28 maggio 1995, la vittoria dedicata a Di Cola
I giocatori della Lazio hanno saputo della sua scomparsa al termine della gara contro i rossoneri, vinta per 1-0 grazie ad un gol segnato da Beppe Signori su calcio di punizione. “Dedichiamo a lui questa vittoria, era un amico per tutti noi. Di fronte a notizie come questa, il calcio passa in secondo piano”, le parole del bomber biancoceleste nello spogliatoio dello stadio Zaccheria. I biancocelesti battono il Foggia e compiono un passo importante verso la seconda posizione in classifica.

La vittoria contro i rossoneri è decisiva per la retrocessione dei pugliesi tra i cadetti. E’ paradossale che, a dare il colpo di grazie ai satanelli siano stati Beppe Signori e Zdenek Zeman, due ex molto amati dai tifosi. Stessa identica situazione che si verificò ventuno anni prima, quando (il 12 maggio del 1974) la Lazio di Maestrelli e Re Cecconi sconfigge il Foggia (dove erano cresciuti), portando lo scudetto nella capitale, ma portando tra i cadetti i pugliesi.
Addio al portiere goleador
Il 28 maggio del 2020 muore Aldo Nardin, ex portiere che ha vestito la maglia della Lazio nei primi anni ottanta. Oltre quarant’anni prima di Ivan Provedel, Nardin si mise in evidenza per un episodio molto particolare. Il numero uno fa parte di una ristretta cerchia di privilegiati. Una sorta di club esclusivo, che in Italia vede pochissimi iscritti: i portieri goleador. Il primo a farne parte, quasi una sorta di padre fondatore di questa loggia, fu Lucidio Sentimenti, goleador infallibile dal dischetto, capace di andare in goal anche con la maglia biancoceleste. Poi, diversi anni dopo, toccò a Michelangelo Rampulla, risolvere a favore della sua Cremonese, una mischia nei secondi finali del match contro l’Atalanta, portando i suoi compagni al pareggio. Era il 1992. Dieci anni più tardi fu Massimo Taibi ad andare a segno nel recupero di Udinese-Reggina, regalando ai calabresi il punto del pari. Anche Toldo fu tra i protagonisti di un Inter-Juventus dell’ottobre 1992. Il portiere neroazzurro calciò alle spalle del collega Buffon il pallone del pareggio, ma le statistiche regalarono a Bobo Vieri il goal, vedendo un ultimo tocco del centravanti, dopo la prima conclusione del portiere.

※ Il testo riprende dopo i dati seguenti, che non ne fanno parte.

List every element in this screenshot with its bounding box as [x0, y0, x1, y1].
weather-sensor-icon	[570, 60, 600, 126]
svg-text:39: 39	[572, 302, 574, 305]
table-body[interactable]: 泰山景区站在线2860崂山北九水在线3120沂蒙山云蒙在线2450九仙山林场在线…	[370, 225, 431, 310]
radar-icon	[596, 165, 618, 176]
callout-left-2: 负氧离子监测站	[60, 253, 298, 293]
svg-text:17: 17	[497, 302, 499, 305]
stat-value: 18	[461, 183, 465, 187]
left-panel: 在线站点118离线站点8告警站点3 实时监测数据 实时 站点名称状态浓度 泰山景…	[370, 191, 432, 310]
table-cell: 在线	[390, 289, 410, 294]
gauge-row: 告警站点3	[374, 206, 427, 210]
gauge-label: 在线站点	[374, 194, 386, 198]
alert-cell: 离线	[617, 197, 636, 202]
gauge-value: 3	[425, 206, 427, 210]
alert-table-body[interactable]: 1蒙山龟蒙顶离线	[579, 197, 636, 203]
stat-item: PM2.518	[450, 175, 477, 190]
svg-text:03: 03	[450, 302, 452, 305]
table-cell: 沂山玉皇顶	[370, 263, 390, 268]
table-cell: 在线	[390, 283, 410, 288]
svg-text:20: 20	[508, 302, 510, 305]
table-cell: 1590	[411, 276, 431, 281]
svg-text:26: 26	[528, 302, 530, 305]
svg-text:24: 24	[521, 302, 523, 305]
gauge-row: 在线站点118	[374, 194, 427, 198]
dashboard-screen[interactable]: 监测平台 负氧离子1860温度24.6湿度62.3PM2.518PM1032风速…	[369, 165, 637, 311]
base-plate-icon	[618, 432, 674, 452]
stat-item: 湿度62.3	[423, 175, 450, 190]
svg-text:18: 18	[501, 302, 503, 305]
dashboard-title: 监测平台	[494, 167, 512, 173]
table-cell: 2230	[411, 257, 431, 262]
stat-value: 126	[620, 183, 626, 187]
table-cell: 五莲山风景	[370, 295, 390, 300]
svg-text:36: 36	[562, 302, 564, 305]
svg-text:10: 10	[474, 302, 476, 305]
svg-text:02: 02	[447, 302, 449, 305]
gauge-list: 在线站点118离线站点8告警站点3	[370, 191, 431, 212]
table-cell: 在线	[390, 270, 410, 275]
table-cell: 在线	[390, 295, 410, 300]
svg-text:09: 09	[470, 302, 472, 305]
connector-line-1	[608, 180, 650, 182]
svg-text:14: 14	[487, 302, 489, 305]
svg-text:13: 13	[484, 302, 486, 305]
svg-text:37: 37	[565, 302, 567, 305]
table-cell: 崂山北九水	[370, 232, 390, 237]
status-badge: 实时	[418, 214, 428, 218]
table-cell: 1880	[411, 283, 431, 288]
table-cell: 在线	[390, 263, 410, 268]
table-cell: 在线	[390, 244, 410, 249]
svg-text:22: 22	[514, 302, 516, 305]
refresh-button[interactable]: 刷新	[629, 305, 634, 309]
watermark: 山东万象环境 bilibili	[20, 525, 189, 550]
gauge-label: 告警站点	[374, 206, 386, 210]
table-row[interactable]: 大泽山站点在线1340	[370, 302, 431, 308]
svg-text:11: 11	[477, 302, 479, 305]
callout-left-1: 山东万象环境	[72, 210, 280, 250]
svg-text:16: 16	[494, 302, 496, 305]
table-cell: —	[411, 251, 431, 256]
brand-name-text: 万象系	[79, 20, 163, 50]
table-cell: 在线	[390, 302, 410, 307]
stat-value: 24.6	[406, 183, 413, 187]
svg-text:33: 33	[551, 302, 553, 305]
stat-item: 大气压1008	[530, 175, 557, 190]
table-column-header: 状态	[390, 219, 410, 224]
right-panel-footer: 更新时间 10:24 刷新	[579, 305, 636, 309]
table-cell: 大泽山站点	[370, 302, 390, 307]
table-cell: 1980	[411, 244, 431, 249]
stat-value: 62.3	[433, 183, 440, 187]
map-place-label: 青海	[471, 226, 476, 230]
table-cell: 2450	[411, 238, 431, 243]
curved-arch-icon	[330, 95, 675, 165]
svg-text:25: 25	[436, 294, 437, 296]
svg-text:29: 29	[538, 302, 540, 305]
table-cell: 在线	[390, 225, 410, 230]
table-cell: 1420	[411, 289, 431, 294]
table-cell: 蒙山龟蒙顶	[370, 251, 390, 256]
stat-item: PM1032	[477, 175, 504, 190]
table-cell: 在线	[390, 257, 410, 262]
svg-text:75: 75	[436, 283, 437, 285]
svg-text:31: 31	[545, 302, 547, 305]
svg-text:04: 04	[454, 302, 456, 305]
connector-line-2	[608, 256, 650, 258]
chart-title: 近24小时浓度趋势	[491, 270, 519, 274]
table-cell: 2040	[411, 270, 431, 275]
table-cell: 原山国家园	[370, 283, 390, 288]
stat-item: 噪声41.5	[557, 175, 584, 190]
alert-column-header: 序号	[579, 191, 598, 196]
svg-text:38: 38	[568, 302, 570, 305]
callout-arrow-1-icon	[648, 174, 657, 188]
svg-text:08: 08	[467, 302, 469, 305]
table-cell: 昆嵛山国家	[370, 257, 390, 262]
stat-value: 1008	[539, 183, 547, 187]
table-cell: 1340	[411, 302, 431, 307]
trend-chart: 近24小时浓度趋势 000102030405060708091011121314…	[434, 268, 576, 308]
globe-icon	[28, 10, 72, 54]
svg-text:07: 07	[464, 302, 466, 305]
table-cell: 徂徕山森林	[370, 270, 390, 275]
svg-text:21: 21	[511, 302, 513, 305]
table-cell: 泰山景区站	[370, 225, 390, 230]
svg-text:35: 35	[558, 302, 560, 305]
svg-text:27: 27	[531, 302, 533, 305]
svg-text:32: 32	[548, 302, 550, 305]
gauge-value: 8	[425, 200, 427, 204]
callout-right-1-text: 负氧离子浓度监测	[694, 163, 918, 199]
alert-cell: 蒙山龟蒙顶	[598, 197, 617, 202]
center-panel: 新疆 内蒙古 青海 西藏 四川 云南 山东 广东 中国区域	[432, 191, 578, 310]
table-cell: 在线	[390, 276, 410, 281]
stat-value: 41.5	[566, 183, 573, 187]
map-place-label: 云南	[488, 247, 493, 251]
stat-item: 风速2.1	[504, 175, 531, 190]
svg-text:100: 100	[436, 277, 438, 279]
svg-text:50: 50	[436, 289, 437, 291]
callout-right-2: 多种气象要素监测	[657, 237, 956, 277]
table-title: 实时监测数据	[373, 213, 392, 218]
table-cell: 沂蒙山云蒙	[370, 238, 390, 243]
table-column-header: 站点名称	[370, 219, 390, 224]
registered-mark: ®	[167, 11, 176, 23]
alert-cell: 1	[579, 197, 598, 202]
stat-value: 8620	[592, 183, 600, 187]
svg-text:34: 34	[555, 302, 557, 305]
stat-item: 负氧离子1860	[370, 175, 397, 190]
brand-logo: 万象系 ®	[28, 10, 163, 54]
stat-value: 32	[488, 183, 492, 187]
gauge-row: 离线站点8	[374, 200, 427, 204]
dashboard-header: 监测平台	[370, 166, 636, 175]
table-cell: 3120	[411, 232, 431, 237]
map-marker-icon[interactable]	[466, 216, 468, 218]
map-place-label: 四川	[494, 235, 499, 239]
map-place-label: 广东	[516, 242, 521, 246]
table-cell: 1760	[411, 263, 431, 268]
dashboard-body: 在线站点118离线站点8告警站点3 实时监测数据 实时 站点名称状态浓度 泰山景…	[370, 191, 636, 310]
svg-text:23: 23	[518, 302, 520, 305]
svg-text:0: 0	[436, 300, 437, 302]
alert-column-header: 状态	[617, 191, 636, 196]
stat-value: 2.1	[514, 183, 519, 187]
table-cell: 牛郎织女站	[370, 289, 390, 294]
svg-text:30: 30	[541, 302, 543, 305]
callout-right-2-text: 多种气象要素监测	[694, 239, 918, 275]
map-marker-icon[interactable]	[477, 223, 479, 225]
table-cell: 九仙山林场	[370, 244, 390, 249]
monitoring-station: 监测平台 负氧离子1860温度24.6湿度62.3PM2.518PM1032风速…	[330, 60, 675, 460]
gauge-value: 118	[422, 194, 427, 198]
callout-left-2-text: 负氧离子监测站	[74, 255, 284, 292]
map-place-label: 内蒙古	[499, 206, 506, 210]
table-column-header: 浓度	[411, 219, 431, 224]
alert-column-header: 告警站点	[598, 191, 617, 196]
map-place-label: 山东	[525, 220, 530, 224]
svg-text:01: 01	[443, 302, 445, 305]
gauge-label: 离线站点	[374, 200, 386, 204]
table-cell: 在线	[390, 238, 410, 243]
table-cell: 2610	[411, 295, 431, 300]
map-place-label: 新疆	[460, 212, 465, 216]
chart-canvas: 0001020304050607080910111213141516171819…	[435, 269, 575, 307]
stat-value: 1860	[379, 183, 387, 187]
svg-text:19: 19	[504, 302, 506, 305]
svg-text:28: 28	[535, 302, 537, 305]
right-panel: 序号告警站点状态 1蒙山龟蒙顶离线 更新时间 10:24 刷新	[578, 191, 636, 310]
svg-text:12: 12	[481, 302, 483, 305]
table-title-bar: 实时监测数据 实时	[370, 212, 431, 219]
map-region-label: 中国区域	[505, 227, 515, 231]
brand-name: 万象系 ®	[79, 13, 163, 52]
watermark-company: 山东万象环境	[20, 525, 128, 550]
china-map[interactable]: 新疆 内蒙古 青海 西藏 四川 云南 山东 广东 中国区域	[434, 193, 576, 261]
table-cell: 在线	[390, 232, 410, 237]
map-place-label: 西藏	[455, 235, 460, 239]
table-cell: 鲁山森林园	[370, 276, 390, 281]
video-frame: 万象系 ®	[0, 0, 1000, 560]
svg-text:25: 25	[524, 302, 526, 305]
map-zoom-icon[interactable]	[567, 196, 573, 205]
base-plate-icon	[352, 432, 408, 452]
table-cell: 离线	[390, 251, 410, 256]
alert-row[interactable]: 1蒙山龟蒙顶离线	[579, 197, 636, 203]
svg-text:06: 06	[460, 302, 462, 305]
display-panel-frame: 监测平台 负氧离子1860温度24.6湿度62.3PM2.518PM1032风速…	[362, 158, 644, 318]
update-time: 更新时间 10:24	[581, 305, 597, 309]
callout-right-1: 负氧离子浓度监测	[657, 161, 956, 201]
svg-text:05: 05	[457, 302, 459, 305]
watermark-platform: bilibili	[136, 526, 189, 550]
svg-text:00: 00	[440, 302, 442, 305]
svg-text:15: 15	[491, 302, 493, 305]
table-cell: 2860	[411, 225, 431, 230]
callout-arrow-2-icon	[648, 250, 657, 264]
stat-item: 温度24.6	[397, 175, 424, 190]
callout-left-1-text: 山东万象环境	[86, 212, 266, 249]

Nella Lazio degli ultimi anni ha militato anche Berisha, che in Svezia ha avuto la freddezza di calciare (con successo) diversi calci di rigore. Nardin salì alla ribalta il 2 aprile 1983, durante la gara tra il Civitavecchia e l’Imperia. L’estremo difensore calciò un rinvio che il forte vento di libeccio (le cronache dell’epoca ipotizzano soffiasse a 35 km/h) trasformò in una parabola imprendibile per l’estremo difensore ligure. Un goal casuale, non voluto, che permette all’ex portiere di Lazio, Napoli, Varese e Arezzo di essere ancora oggi menzionato sui libri calcistici. Dopo lui è toccato ad Ivan Provedel, nel finale della sfida tra Lazio e Atletico Madrid in Champions League.